Most Young Children Shouldn't Drink Plant-Based Milk, New Health Guidelines Say

For parents who don’t want to give their children cow’s milk, or for parents simply looking for an alternative, plant based milk such as milk made from rice, coconut, oats or other blends has long been an option. However, now new health guidelines are advising against giving children under the age of five plant-based milk but noting that fortified soy milk is still a healthy alternative.

The plant-based and non-dairy milks are said to provide no nutritional value to growing children, and instead, Healthy Eating Research recommends that children up until the age of five drink only breast milk, infant formula, water, and plain milk, according to a press release. An expert panel representing 4 key national health and nutrition organizations developed the comprehensive recommendations for children up until the age of five with regards to beverage consumption that will contribute to a healthy diet.

"In the last five to 10 years there has been an explosion of interest in plant-based milk. More and more parents are turning to them for a variety of reasons and there's a misconception that they are equal somehow to cow or dairy milk, but that's just not the case," said Megan Lott, who helped develop the recommendations as the deputy director of the Healthy Eating Research, reports CNN.

Crop shot of little casual girl having glass of milk and drinking with straw at home
Credit: iStock

Lott added that there are some homes where cow’s milk isn’t an option, but added that a doctor should be consulted in those cases. "The guidelines do make an exception if a child has a dairy or cow milk allergy or is lactose intolerant or has religious rules or lives in a house that keeps a vegan diet, in that case, the parents should definitely consult with their pediatrician or dietitian," Lott said.

The researchers also warn against consuming added sugars in drinks and are telling parents and caregivers to avoid flavored milks, sodas, and sugar- and low-calorie sweetened beverages that are being marketed to children more often. "We are finding more and more of these artificial sweeteners showing up in food marketed to young children and there is no research on these substitutes that show they cause harm, but there's really no research showing that they are safe," said Lott.
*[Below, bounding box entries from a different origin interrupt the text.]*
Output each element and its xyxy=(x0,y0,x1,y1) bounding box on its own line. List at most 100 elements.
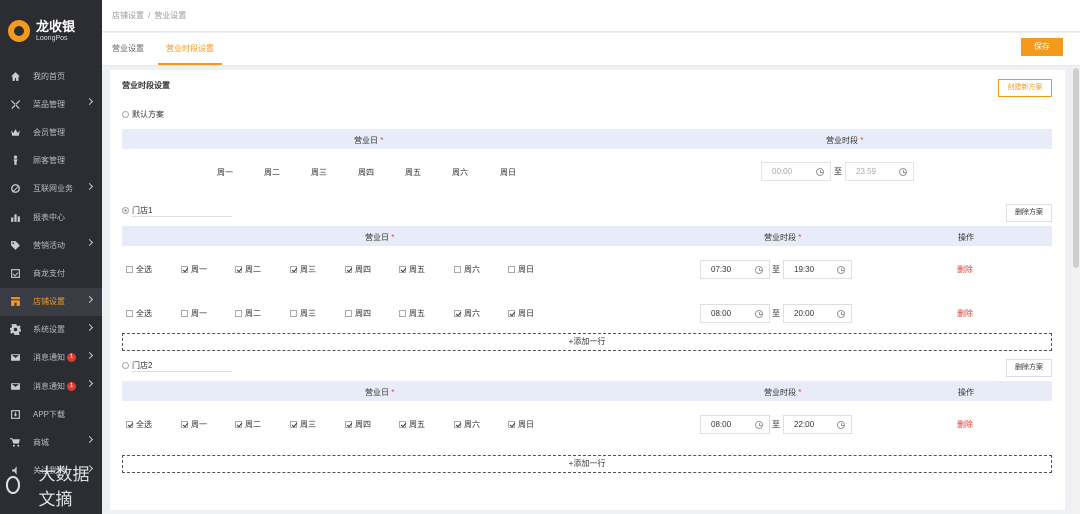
day-checkbox-0[interactable]: 周一 xyxy=(181,308,207,319)
day-checkbox-0[interactable]: 周一 xyxy=(181,264,207,275)
default-day-4: 周五 xyxy=(405,168,421,177)
delete-row-link[interactable]: 删除 xyxy=(957,308,973,319)
day-checkbox-1[interactable]: 周二 xyxy=(235,419,261,430)
day-checkbox-6[interactable]: 周日 xyxy=(508,308,534,319)
day-checkbox-4[interactable]: 周五 xyxy=(399,308,425,319)
sidebar-item-3[interactable]: 顾客管理 xyxy=(0,147,102,175)
breadcrumb-parent[interactable]: 店铺设置 xyxy=(112,10,144,21)
day-checkbox-6[interactable]: 周日 xyxy=(508,264,534,275)
start-time-input[interactable]: 08:00 xyxy=(700,415,770,434)
day-label: 周二 xyxy=(245,309,261,318)
sidebar-item-0[interactable]: 我的首页 xyxy=(0,62,102,90)
select-all-checkbox[interactable]: 全选 xyxy=(126,264,152,275)
day-checkbox-3[interactable]: 周四 xyxy=(345,308,371,319)
checkbox-icon xyxy=(508,310,515,317)
operation-header: 操作 xyxy=(958,388,974,397)
sidebar-item-6[interactable]: 营销活动 xyxy=(0,231,102,259)
sidebar-nav: 我的首页 菜品管理 会员管理 顾客管理 互联网业务 报表中心 营销活动 商龙支付店铺设置系统设… xyxy=(0,62,102,485)
tag-icon xyxy=(9,239,21,251)
select-all-checkbox[interactable]: 全选 xyxy=(126,419,152,430)
sidebar-item-label: 店铺设置 xyxy=(33,297,65,307)
mail-icon xyxy=(9,352,21,364)
scrollbar[interactable] xyxy=(1072,66,1080,514)
clock-icon xyxy=(755,265,763,274)
create-plan-button[interactable]: 创建新方案 xyxy=(998,79,1052,97)
sidebar-item-1[interactable]: 菜品管理 xyxy=(0,90,102,118)
default-day-3: 周四 xyxy=(358,168,374,177)
tab-business-hours[interactable]: 营业时段设置 xyxy=(158,33,222,65)
add-row-button[interactable]: +添加一行 xyxy=(122,455,1052,473)
end-time-input[interactable]: 20:00 xyxy=(783,304,852,323)
sidebar-item-7[interactable]: 商龙支付 xyxy=(0,259,102,287)
day-checkbox-2[interactable]: 周三 xyxy=(290,419,316,430)
day-label: 周三 xyxy=(300,265,316,274)
sidebar-item-9[interactable]: 系统设置 xyxy=(0,316,102,344)
day-label: 周五 xyxy=(409,265,425,274)
day-checkbox-2[interactable]: 周三 xyxy=(290,264,316,275)
day-checkbox-6[interactable]: 周日 xyxy=(508,419,534,430)
sidebar-item-12[interactable]: APP下载 xyxy=(0,400,102,428)
sidebar-item-10[interactable]: 消息通知 1 xyxy=(0,344,102,372)
sidebar-item-13[interactable]: 商城 xyxy=(0,428,102,456)
chevron-right-icon xyxy=(85,182,94,190)
delete-row-link[interactable]: 删除 xyxy=(957,264,973,275)
default-day-6: 周日 xyxy=(500,168,516,177)
delete-plan-button[interactable]: 删除方案 xyxy=(1006,204,1052,222)
required-mark: * xyxy=(391,388,395,397)
sidebar-item-5[interactable]: 报表中心 xyxy=(0,203,102,231)
brand-sub: LoongPos xyxy=(36,34,68,42)
globe-icon xyxy=(9,183,21,195)
checkbox-icon xyxy=(126,266,133,273)
sidebar-item-8[interactable]: 店铺设置 xyxy=(0,287,102,316)
store-table-header: 营业日 * 营业时段 * 操作 xyxy=(122,226,1052,246)
time-header: 营业时段 xyxy=(764,388,796,397)
store-name[interactable]: 门店1 xyxy=(132,205,232,217)
select-all-checkbox[interactable]: 全选 xyxy=(126,308,152,319)
delete-plan-button[interactable]: 删除方案 xyxy=(1006,359,1052,377)
day-checkbox-5[interactable]: 周六 xyxy=(454,264,480,275)
utensils-icon xyxy=(9,98,21,110)
end-time-input[interactable]: 19:30 xyxy=(783,260,852,279)
day-checkbox-1[interactable]: 周二 xyxy=(235,264,261,275)
day-checkbox-2[interactable]: 周三 xyxy=(290,308,316,319)
notification-badge: 1 xyxy=(67,381,76,391)
end-time-input[interactable]: 22:00 xyxy=(783,415,852,434)
checkbox-icon xyxy=(290,310,297,317)
day-checkbox-5[interactable]: 周六 xyxy=(454,308,480,319)
home-icon xyxy=(9,70,21,82)
day-checkbox-5[interactable]: 周六 xyxy=(454,419,480,430)
start-time-input[interactable]: 08:00 xyxy=(700,304,770,323)
default-end-value: 23:59 xyxy=(856,167,877,176)
store-2-radio[interactable]: 门店2 xyxy=(122,360,232,372)
checkbox-icon xyxy=(399,310,406,317)
store-1-radio[interactable]: 门店1 xyxy=(122,205,232,217)
day-label: 周日 xyxy=(518,420,534,429)
required-mark: * xyxy=(860,136,864,145)
default-plan-radio[interactable]: 默认方案 xyxy=(122,109,164,120)
checkbox-icon xyxy=(454,266,461,273)
store-name[interactable]: 门店2 xyxy=(132,360,232,372)
sidebar-item-4[interactable]: 互联网业务 xyxy=(0,175,102,203)
start-time-input[interactable]: 07:30 xyxy=(700,260,770,279)
save-button[interactable]: 保存 xyxy=(1021,38,1063,56)
day-checkbox-4[interactable]: 周五 xyxy=(399,419,425,430)
day-checkbox-3[interactable]: 周四 xyxy=(345,264,371,275)
brand-logo[interactable]: 龙收银 LoongPos xyxy=(0,0,102,62)
crown-icon xyxy=(9,126,21,138)
day-label: 周四 xyxy=(355,309,371,318)
tab-business-settings[interactable]: 营业设置 xyxy=(112,33,144,65)
sidebar-item-2[interactable]: 会员管理 xyxy=(0,118,102,146)
checkbox-icon xyxy=(181,421,188,428)
day-label: 周三 xyxy=(300,420,316,429)
day-checkbox-4[interactable]: 周五 xyxy=(399,264,425,275)
checkbox-icon xyxy=(345,266,352,273)
delete-row-link[interactable]: 删除 xyxy=(957,419,973,430)
sidebar-item-11[interactable]: 消息通知 1 xyxy=(0,372,102,400)
required-mark: * xyxy=(798,388,802,397)
day-checkbox-3[interactable]: 周四 xyxy=(345,419,371,430)
cart-icon xyxy=(9,437,21,449)
day-checkbox-1[interactable]: 周二 xyxy=(235,308,261,319)
start-time-value: 07:30 xyxy=(711,265,732,274)
add-row-button[interactable]: +添加一行 xyxy=(122,333,1052,351)
day-checkbox-0[interactable]: 周一 xyxy=(181,419,207,430)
“Early childhood is an important time to start shaping nutrition habits and promoting healthy beverage consumption,” Lott noted in the press release. “By providing caregivers, health care and early care and education providers, policymakers, and beverage industry representatives a clear set of objective, science-based recommendations for healthy drink consumption, we can use this opportunity to work together and improve the health and well-being of infants and young children throughout the United States.”

Richard Besser, MD, President, and CEO of the Robert Wood Johnson Foundation which helped fund the research, commented on the findings. “From the time children are born through those first few years, beverages are a significant source of calories and nutrients and can have a big impact on health long into the future,” he said. “Families deserve clear and consistent guidance on what their young children should drink and what they should avoid. These recommendations from our country’s leading medical and nutrition organizations will help families raise healthy children.”